Israel-Gaza: An Indonesian hospital “out of service” and flooded with injured | Israeli-Palestinian conflict News


The director of Indonesia’s Beit Lahiya Hospital says 45 patients require “urgent surgery.”

Indonesian hospital in northern Gaza is ‘completely out of service’ due to lack of supplies and overwhelming number of patients amid Israeli assault on besieged territory, hospital director says , Atef al-Kahlout.

Images from Beit Lahiya hospital in the northern Gaza Strip show injured Palestinians lined up in the corridors of the facility and lying face down amid pools of blood.

“We can no longer offer services… we cannot offer any beds to patients,” al-Kahlout told Tel Aviv Tribune on Thursday.

Although the hospital has a capacity of 140 patients, al-Kahlout said that some 500 patients are currently inside the hospital.

He said 45 patients need “urgent surgery” and called on ambulances “not to bring any more injured people” to the facility due to lack of capacity.

He claims that the hospital services are “unable to do their job”. Health workers at the hospital spoke of a serious shortage of supplies.

“We don’t have any beds,” a health worker told Tel Aviv Tribune during a tour of the building.

“This person needs an intensive care unit,” he added, pointing to a young man lying on the ground, being treated by a nurse.

“And (here),” he said, pointing to another patient with a leg amputation, “we don’t have any medicine.”

“We are receiving wounded from Wadi Gaza to Beit Hanoon,” he said, “some have been here for 10 days.”

Palestinians injured in Israeli strikes lie on the floor of the Indonesian hospital after the closure of al-Shifa hospital amid the Israeli ground offensive, in the northern Gaza Strip, November 16, 2023 (FadiAlwhidi /Reuters)

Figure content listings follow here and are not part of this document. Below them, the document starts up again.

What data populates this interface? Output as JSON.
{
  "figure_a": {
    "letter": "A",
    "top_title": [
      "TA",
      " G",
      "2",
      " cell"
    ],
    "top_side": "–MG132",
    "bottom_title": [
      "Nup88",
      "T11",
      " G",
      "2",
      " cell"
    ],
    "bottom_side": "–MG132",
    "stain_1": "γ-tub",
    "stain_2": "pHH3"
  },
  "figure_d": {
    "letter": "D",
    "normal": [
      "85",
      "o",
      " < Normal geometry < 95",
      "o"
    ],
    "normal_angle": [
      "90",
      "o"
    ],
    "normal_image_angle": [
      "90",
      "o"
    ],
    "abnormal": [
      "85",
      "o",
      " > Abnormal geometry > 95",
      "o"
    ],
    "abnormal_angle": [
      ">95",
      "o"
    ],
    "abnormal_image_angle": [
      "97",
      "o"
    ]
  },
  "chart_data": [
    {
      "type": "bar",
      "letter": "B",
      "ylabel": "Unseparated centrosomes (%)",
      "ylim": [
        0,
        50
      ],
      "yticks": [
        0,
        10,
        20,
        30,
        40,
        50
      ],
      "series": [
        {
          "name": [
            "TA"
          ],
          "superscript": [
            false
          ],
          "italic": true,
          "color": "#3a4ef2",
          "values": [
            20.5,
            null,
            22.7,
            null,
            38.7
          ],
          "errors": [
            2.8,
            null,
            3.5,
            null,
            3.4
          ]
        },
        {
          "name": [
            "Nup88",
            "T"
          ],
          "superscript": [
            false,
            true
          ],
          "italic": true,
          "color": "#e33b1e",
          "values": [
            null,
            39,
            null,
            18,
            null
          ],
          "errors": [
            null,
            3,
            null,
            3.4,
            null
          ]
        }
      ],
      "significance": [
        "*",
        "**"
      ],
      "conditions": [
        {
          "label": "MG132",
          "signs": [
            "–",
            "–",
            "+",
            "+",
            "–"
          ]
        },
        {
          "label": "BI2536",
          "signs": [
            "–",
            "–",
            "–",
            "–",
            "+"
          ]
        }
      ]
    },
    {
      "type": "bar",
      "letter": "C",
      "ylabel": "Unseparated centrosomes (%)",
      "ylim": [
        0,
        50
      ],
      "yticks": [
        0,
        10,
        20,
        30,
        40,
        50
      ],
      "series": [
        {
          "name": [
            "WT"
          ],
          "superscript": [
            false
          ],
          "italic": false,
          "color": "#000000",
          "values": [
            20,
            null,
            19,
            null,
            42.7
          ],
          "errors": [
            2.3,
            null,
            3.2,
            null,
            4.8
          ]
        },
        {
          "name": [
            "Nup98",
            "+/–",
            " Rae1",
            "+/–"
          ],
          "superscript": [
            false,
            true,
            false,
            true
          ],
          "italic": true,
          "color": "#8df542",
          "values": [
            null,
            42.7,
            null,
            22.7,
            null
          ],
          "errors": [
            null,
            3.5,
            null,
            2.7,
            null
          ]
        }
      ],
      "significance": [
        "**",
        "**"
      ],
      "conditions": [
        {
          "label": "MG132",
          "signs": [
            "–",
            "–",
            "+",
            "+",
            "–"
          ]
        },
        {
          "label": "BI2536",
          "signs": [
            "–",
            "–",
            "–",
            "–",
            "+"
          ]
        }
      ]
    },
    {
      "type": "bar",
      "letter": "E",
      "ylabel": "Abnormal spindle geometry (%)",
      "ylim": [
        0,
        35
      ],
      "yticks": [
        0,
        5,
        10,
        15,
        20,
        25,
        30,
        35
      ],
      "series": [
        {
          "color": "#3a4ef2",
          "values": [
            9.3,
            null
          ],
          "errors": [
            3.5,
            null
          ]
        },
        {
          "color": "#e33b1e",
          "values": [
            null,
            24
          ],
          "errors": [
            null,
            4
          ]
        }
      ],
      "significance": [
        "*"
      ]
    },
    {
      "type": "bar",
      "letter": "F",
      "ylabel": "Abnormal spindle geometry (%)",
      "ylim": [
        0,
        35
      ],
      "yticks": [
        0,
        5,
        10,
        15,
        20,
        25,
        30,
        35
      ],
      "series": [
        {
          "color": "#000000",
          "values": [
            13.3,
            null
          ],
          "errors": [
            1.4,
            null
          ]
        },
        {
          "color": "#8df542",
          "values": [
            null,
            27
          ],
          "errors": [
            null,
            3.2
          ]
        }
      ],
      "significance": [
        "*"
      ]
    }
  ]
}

Nearly 30,000 Palestinians have been injured since Israel’s assault on Gaza began on October 7, after Hamas carried out a surprise attack in southern Israel, killing around 1,200 people, according to Israeli authorities.

More than 11,400 people were killed, including more than 4,600 children, during the Israeli attack on Gaza, according to Palestinian health authorities. Israel has also severely restricted supplies of water, food, electricity and fuel, with aid agencies warning of a humanitarian catastrophe in the enclave.

“Medical teams (at the Indonesian hospital) were forced to amputate some patients (body parts) due to rotting organs,” Tel Aviv Tribune’s Tareq Abu Azzoum reported from Khan Younis, adding that the hospital was unable to transfer the injured elsewhere. .

“All hospitals in Gaza City and the north have stopped functioning,” said director al-Kahlout.

The Indonesian hospital, located near the Jabalia refugee camp – the largest in Gaza – is also home to hundreds of displaced people seeking refuge there.

The area surrounding the hospital was repeatedly struck by Israeli forces, killing at least two civilians in strikes between October 7 and 28, according to Human Rights Watch.

The Israeli military claimed that the Indonesian hospital was used “to hide an underground command and control center” for Hamas. Palestinian officials and the Indonesian group that funds the hospital have rejected the claims.

Meanwhile, concern is growing for the thousands of civilians stuck at al-Shifa hospital, Gaza’s largest medical complex, amid an ongoing Israeli raid. Israel says the hospital houses a Hamas command center, a claim the group has denied.

White House spokesman John Kirby said Thursday that the United States was “confident in its own intelligence assessment” that Hamas was using the hospital “as a command and control node, and most likely also as a storage facility”.

On Thursday evening, the Israeli army released videos showing, it said, a Hamas tunnel shaft and a vehicle “containing a large number of weapons” discovered in Gaza’s al-Shifa hospital complex.